Longtemps opposé à l’Union des Forces Républicaine (UFR), sa formation politique de départ, Cheick Chérif Touré est enfin confirmé député titulaire à l’Assemblée nationale. Il a fallu l’implication de la Cour Constitutionnelle pour que Cheick Chérif Touré soit rétabli dans ses droits.

Rencontré ce jeudi 29 mars 2018, par un reporter de Guineematin.com, le tout nouveau député, est revenu sur le règlement du contentieux qui l’opposait à l’UFR. Celui qui reprend le fauteuil laissé vacant par Baidy Aribot, parti à la Banque Centrale, a dit également sa position sur de nombreux sujets liés au parlement.

Selon Cheick Chérif Touré, « le contentieux a été réglé à la Cour Constitutionnelle à travers une demande d’intervention, confirmée à l’article 511 de la Constitution des conditions de saisine de la Cour Constitutionnelle. C’est cela maintenant que la Cour a tranché, en ma qualité de suppléant, comme je suis élu en même temps que le député sortant de Kaloum, je deviens titulaire ».

Après cette confirmation, le député n’a pas caché ses sentiments. Selon lui, l’heure est à la réconciliation et à la composition avec tout le monde. « Je suis dans l’allégresse, l’heure est à la réconciliation, de composer avec tout le monde. Il s’agit de la Guinée, de l’hémicycle, de conjuguer les efforts avec tout le monde pour que le pays aille de l’avant ».
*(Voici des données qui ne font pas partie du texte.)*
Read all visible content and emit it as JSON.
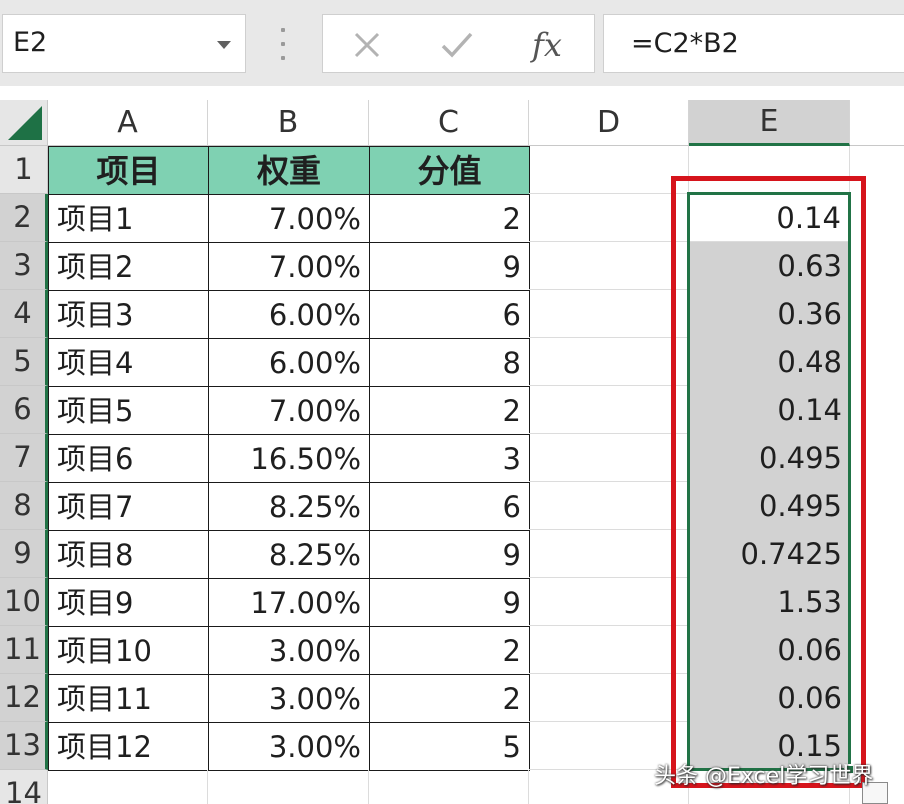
{
  "formula_bar": {
    "name_box": "E2",
    "formula": "=C2*B2",
    "buttons": {
      "cancel": "×",
      "enter": "✓",
      "function": "fx"
    }
  },
  "columns": [
    "A",
    "B",
    "C",
    "D",
    "E"
  ],
  "rows": [
    "1",
    "2",
    "3",
    "4",
    "5",
    "6",
    "7",
    "8",
    "9",
    "10",
    "11",
    "12",
    "13",
    "14"
  ],
  "table_header": [
    "项目",
    "权重",
    "分值"
  ],
  "table_rows": [
    [
      "项目1",
      "7.00%",
      "2"
    ],
    [
      "项目2",
      "7.00%",
      "9"
    ],
    [
      "项目3",
      "6.00%",
      "6"
    ],
    [
      "项目4",
      "6.00%",
      "8"
    ],
    [
      "项目5",
      "7.00%",
      "2"
    ],
    [
      "项目6",
      "16.50%",
      "3"
    ],
    [
      "项目7",
      "8.25%",
      "6"
    ],
    [
      "项目8",
      "8.25%",
      "9"
    ],
    [
      "项目9",
      "17.00%",
      "9"
    ],
    [
      "项目10",
      "3.00%",
      "2"
    ],
    [
      "项目11",
      "3.00%",
      "2"
    ],
    [
      "项目12",
      "3.00%",
      "5"
    ]
  ],
  "column_e": [
    "0.14",
    "0.63",
    "0.36",
    "0.48",
    "0.14",
    "0.495",
    "0.495",
    "0.7425",
    "1.53",
    "0.06",
    "0.06",
    "0.15"
  ],
  "selection": {
    "active_cell": "E2",
    "range": "E2:E13"
  },
  "colors": {
    "header_fill": "#7fd1b2",
    "selection_green": "#217346",
    "highlight_red": "#d6141c"
  },
  "watermark": "头条 @Excel学习世界"
}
À la question de savoir ce que compte faire l’élu de Kaloum au cours de la prochaine session des lois, Check Touré répond: « à la session parlementaire, une fois que je serai installé et présenté à mes pairs députés, je tendrai la main tant à l’opposition qu’à la mouvance et à l’Alliance Républicaine, de conjuguer les efforts ensemble. Je suis à la disposition de tout le monde pour amender les propositions de lois, pour l’avenir de la Guinée, pour que les lois s’appliquent dans les conditions optimales », faire savoir le député uninominal de Kalum.
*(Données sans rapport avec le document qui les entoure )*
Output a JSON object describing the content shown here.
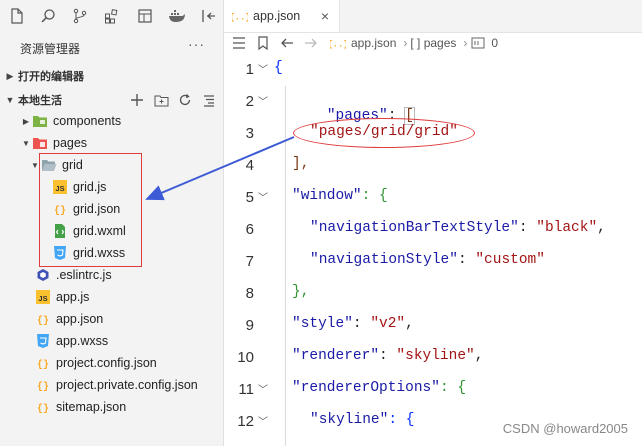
{
  "sidebar": {
    "icons": [
      "files-icon",
      "search-icon",
      "source-control-icon",
      "extensions-icon",
      "layout-icon",
      "docker-icon",
      "split-icon"
    ],
    "explorer_title": "资源管理器",
    "more": "···",
    "open_editors_label": "打开的编辑器",
    "workspace_label": "本地生活",
    "tree": [
      {
        "label": "components",
        "type": "folder-blue"
      },
      {
        "label": "pages",
        "type": "folder-red"
      },
      {
        "label": "grid",
        "type": "folder"
      },
      {
        "label": "grid.js",
        "type": "js"
      },
      {
        "label": "grid.json",
        "type": "json"
      },
      {
        "label": "grid.wxml",
        "type": "wxml"
      },
      {
        "label": "grid.wxss",
        "type": "wxss"
      },
      {
        "label": ".eslintrc.js",
        "type": "eslint"
      },
      {
        "label": "app.js",
        "type": "js"
      },
      {
        "label": "app.json",
        "type": "json"
      },
      {
        "label": "app.wxss",
        "type": "wxss"
      },
      {
        "label": "project.config.json",
        "type": "json"
      },
      {
        "label": "project.private.config.json",
        "type": "json"
      },
      {
        "label": "sitemap.json",
        "type": "json"
      }
    ]
  },
  "editor": {
    "tab_label": "app.json",
    "tab_close": "×",
    "breadcrumb": [
      "app.json",
      "[ ] pages",
      "0"
    ],
    "lines": [
      "1",
      "2",
      "3",
      "4",
      "5",
      "6",
      "7",
      "8",
      "9",
      "10",
      "11",
      "12"
    ],
    "code": {
      "l1": "{",
      "l2_key": "\"pages\"",
      "l2_colon": ": ",
      "l2_br": "[",
      "l3_val": "\"pages/grid/grid\"",
      "l4": "],",
      "l5_key": "\"window\"",
      "l5_rest": ": {",
      "l6_key": "\"navigationBarTextStyle\"",
      "l6_val": "\"black\"",
      "l7_key": "\"navigationStyle\"",
      "l7_val": "\"custom\"",
      "l8": "},",
      "l9_key": "\"style\"",
      "l9_val": "\"v2\"",
      "l10_key": "\"renderer\"",
      "l10_val": "\"skyline\"",
      "l11_key": "\"rendererOptions\"",
      "l11_rest": ": {",
      "l12_key": "\"skyline\"",
      "l12_rest": ": {"
    }
  },
  "watermark": "CSDN @howard2005",
  "colors": {
    "annotation": "#e03c3c",
    "arrow": "#3d5bd6"
  }
}
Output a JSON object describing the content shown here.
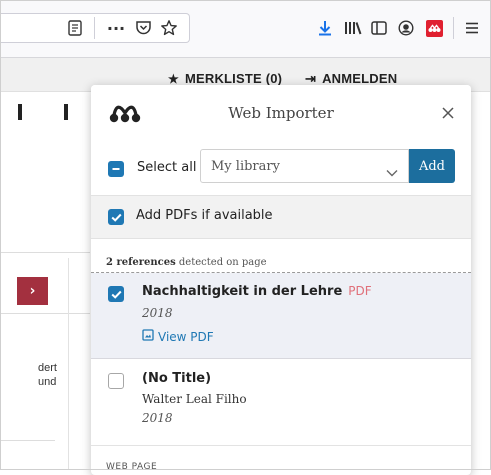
{
  "browser": {
    "toolbar_icons": [
      "reader-icon",
      "more-icon",
      "pocket-icon",
      "star-icon",
      "download-icon",
      "library-icon",
      "sidebar-icon",
      "account-icon",
      "mendeley-extension-icon",
      "menu-icon"
    ],
    "more_label": "···"
  },
  "page": {
    "header_items": [
      "MERKLISTE (0)",
      "ANMELDEN"
    ],
    "arrow_label": "›",
    "left_text": [
      "dert",
      "und"
    ]
  },
  "popup": {
    "title": "Web Importer",
    "select_all_label": "Select all",
    "library_value": "My library",
    "add_label": "Add",
    "add_pdfs_label": "Add PDFs if available",
    "detected_count": "2 references",
    "detected_suffix": " detected on page",
    "references": [
      {
        "title": "Nachhaltigkeit in der Lehre",
        "badge": "PDF",
        "year": "2018",
        "link": "View PDF",
        "checked": true
      },
      {
        "title": "(No Title)",
        "author": "Walter Leal Filho",
        "year": "2018",
        "checked": false
      }
    ],
    "webpage_label": "WEB PAGE"
  },
  "colors": {
    "accent": "#1f78b4",
    "add_button": "#1c6e9e",
    "pdf_badge": "#e0707a",
    "arrow_box": "#a3303f",
    "download_icon": "#1a73e8",
    "extension_icon": "#e02030"
  }
}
S’adressant à ses aniciens compagnons de l’UFR, Cheick Chérif Touré dira que « la politique, ce n’est pas la guerre, ce n’est pas la haine. Il peut y avoir des incidents, mais une fois qu’il y a la justice, l’heure est à la réconciliation. Et en bon musulman, pieux, il ne s’agit pas d’avoir une haine viscérale parce que tu as été victime de ça et de tout, mais il faut composer avec tout le monde pour que la Guinée aille de l’avant. L’hémicycle, c’est la famille. Nous ne sommes pas au compte d’un parti politique, mais plutôt au compte de la Guinée, nous défendons l’intérêt des citoyens guinéens, l’intérêt du peuple de Guinée pour que le pays puisse émerger de l’eau ».
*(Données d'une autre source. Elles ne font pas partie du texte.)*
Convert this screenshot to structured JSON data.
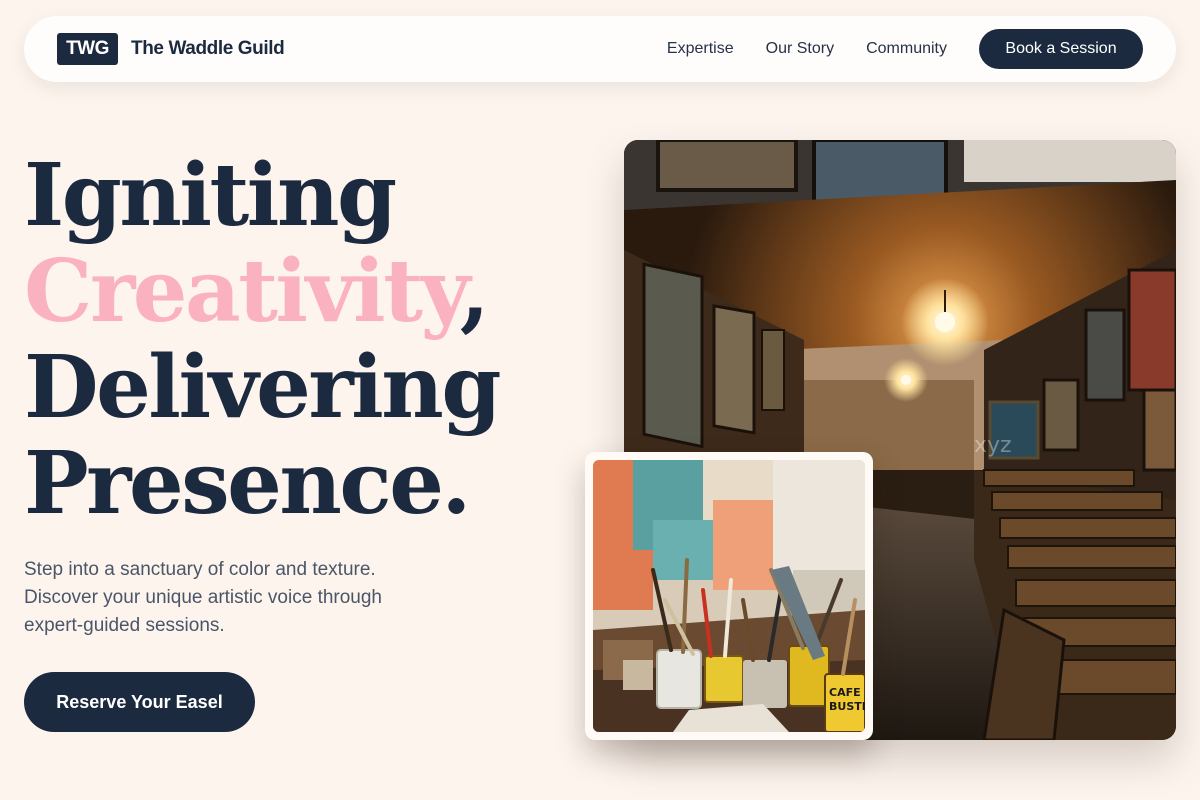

Pour ce qui est du penchant qu’il a pour tel ou tel autre groupe parlementaire, Cheick Chérif Touré préfère attendre d’être installé avant de prendre une décision. « Ce n’est pas exclu que j’appartienne au groupe parlementaire républicain, à l’opposition, à la mouvance ou aux non inscrits. Je vais me déterminer le jour j. De toute façon, la politique ce n’est pas la haine. C’est le jour là que je vais dire à quel groupe je vais appartenir. D’ici là, je me réserve de le dire », a indiqué ce syndicaliste au Port Autonome de Conakry.

Justement, étant à la fois membre du syndicat du port et désormais député à l’Assemblée Nationale, Cheick Chérif Touré dit que « c’est compatible, selon le nouveau code électoral révisé. C’est compatible, quand tu es député, tu peux être à des fonctions non rémunérées, comme secrétaire général, membre de conseil d’administration. Je peux assurer les deux ».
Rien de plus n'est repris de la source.